Même son de cloche du côté du Front national. Le vice-président du parti, Nicolas Bay, a lui aussi critiqué le “laxisme” des mesures proposées par le chef de l’État, déclarant :

“Rappelons qu’il y a déjà bien longtemps que les peines de prison de moins de 2 ans ne sont pas appliquées ! Si le gouvernement pense lutter contre la surpopulation carcérale avec toujours plus de laxisme, c’est la sécurité des Français qui est menacée.”

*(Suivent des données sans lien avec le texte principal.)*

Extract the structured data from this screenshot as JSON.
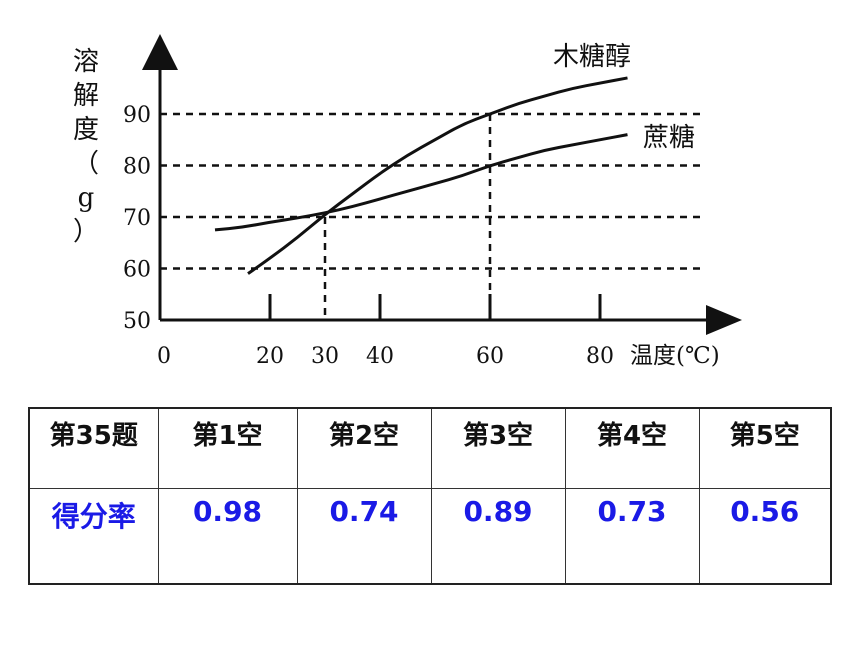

“C’est une putain de blague”

Il y a quelques semaines, Éric, incarcéré en centre de détention depuis deux ans, avait accepté de témoigner pour Konbini news à l’occasion d’une permission. Il nous avait donné son point de vue sur le système pénitentiaire actuel, insistant sur le fait qu’actuellement, selon lui, la prison “ne joue absolument pas son rôle de réinsertion” :
https://www.facebook.com/konbinifr/videos/362877914194386/

Recontacté par Konbini news, Éric a réagi aux annonces d’Emmanuel Macron. Selon lui, “c’est une putain de blague” car “il n’y a rien, absolument rien” dans les mesures promises par le gouvernement. D’après ce dernier, les peines alternatives existent déjà mais les juges n’y “ont jamais recours”. Selon lui, le discours du Président apparaît grandement insuffisant au regard de la situation dans laquelle se trouvent les détenus français aujourd’hui :

“Ça fait plus de deux ans que je suis enfermé et jamais on ne s’est adressé à nous, jamais on ne nous a parlé. On ne parle même pas de nous, hormis lorsqu’il s’agit de parler de la minorité de détenus radicalisés. Sérieusement ?”

Quant au vote aux élections européennes, Éric, qui précise faire partie du “5 % de détenus” qui votent en prison, a un avis sans appel : “on ne pouvait pas plus se foutre de nous que cela”. “Les gens s’en contrefoutent ici. Je ne dis pas que c’est bien, mais c’est un fait”, poursuit-il, avant de conclure :

“Plutôt que de penser à ce que les gens votent aux Européennes, le président devrait déjà s’inquiéter du fait qu’ils se sentent bel et bien membres de la communauté nationale. On verra ensuite ce qu’il en est de la communauté européenne.”